1 serving (240 grams) contains 15 calories, 1.0 grams of protein, 0.5 grams of fat, and 1.5 grams of carbohydrates.
Calories |
15 | ||
|---|---|---|---|
% Daily Value* |
|||
| Total Fat | 0.5 g | 0% | |
| Saturated Fat | 0.3 g | 1% | |
| Polyunsaturated Fat | 0 g | ||
| Cholesterol | 2.0 mg | 0% | |
| Sodium | 10.0 mg | 0% | |
| Total Carbohydrates | 1.5 g | 0% | |
| Dietary Fiber | 0 g | 0% | |
| Sugars | 1.5 g | ||
| protein | 1.0 g | 2% | |
| Vitamin D | 10.0 mcg | 50% | |
| Calcium | 50.0 mg | 3% | |
| Iron | 0 mg | 0% | |
| Potassium | 100.0 mg | 2% | |
* Percent Daily Values are based on a 2,000 calorie diet. Your daily values may be higher or lower depending on your calorie needs.
Coffee with milk, a popular beverage worldwide, combines brewed coffee made from roasted coffee beans with added milk for a creamy texture. Originating from global coffee cultures such as Italy's café latte or France's café au lait, this drink is enjoyed both hot and iced. Nutritionally, coffee provides minimal calories (approximately 20 per 8-ounce serving with a splash of low-fat milk) while offering antioxidants, including polyphenols. Milk contributes protein (about 1-3 grams per serving depending on quantity), calcium, and vitamins like B12 and D. The absence of sugar reduces calorie content significantly, making the drink a favorable choice for those monitoring their caloric intake.
Store coffee beans or grounds in an airtight container in a cool, dark place to preserve freshness. Refrigerate milk and use within its expiration date for best quality.
A typical 8-ounce cup of coffee with 1/4 cup of whole milk contains approximately 30-40 calories, 1-2 grams of protein, and about 1.5 grams of fat. It also provides trace amounts of calcium and vitamin D, depending on the type of milk used.
Coffee with milk is generally not ideal for a strict keto diet, as regular milk contains lactose, a natural sugar.
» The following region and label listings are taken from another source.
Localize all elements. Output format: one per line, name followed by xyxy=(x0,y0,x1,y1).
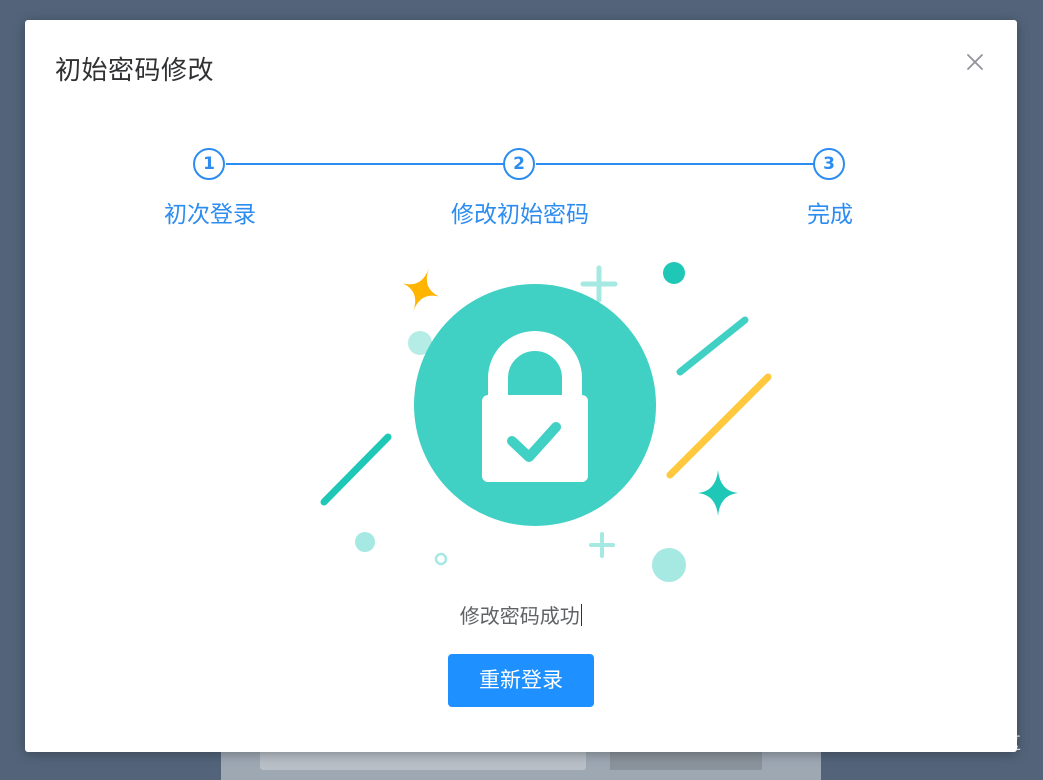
plus-icon xyxy=(580,265,618,303)
dialog-title: 初始密码修改 xyxy=(55,56,215,86)
step-2-label: 修改初始密码 xyxy=(451,202,589,228)
step-connector xyxy=(536,163,826,165)
dot-icon xyxy=(663,262,685,284)
decoration-line xyxy=(676,316,749,376)
step-2-circle: 2 xyxy=(503,148,535,180)
step-3-circle: 3 xyxy=(813,148,845,180)
password-change-dialog: 初始密码修改 1 2 3 初次登录 修改初始密码 完成 修改密码成功 重新登录 xyxy=(25,20,1017,752)
relogin-button[interactable]: 重新登录 xyxy=(448,654,594,707)
step-connector xyxy=(226,163,516,165)
decoration-line xyxy=(666,373,772,479)
dot-icon xyxy=(652,548,686,582)
success-message-text: 修改密码成功 xyxy=(459,604,580,628)
step-3-label: 完成 xyxy=(807,202,853,228)
success-message: 修改密码成功 xyxy=(25,600,1017,629)
close-icon xyxy=(967,54,983,70)
watermark: @稀土掘金技术社区 xyxy=(868,734,1021,754)
decoration-line xyxy=(320,433,392,506)
ring-icon xyxy=(434,552,448,566)
close-button[interactable] xyxy=(963,50,987,74)
success-illustration xyxy=(320,262,772,582)
step-1-circle: 1 xyxy=(193,148,225,180)
teal-star-icon xyxy=(698,470,738,516)
dot-icon xyxy=(355,532,375,552)
step-1-label: 初次登录 xyxy=(164,202,256,228)
text-caret xyxy=(580,604,583,626)
progress-steps: 1 2 3 初次登录 修改初始密码 完成 xyxy=(25,145,1017,245)
plus-icon xyxy=(589,532,615,558)
yellow-star-icon xyxy=(403,268,439,312)
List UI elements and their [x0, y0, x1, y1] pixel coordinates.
For example, 1/4 cup of whole milk contributes about 3 grams of carbs. To make it keto-friendly, consider using unsweetened almond or coconut milk instead.
Coffee with milk provides a mild calcium boost and can be easier on the stomach due to the milk’s ability to reduce acidity. However, drinking large quantities of milk-based coffee may increase calorie intake and fat levels, particularly when using whole milk. Additionally, caffeine sensitivity should be considered.
A standard serving size is an 8-ounce cup of coffee with 1/4 cup of milk. This ratio keeps the calorie count moderate while still providing a creamy texture. You can adjust the ratio based on your dietary goals, such as using skim milk for fewer calories or whole milk for a richer taste.
Coffee with milk has slightly more calories and nutrition than black coffee because the milk adds protein, fat, and carbohydrates. For example, an 8-ounce cup of black coffee has less than 5 calories, while adding milk increases it to 30-40 calories. The milk also reduces coffee’s natural bitterness, creating a smoother flavor.
Our nutrition data comes from trusted, authoritative sources to ensure accuracy and reliability. Below are specific scientific references and authoritative sources for this food item.
Additional Authoritative Sources:
Daily value percentages based on FDA guidelines. Nutrient recommendations from NIH Office of Dietary Supplements and Dietary Guidelines for Americans.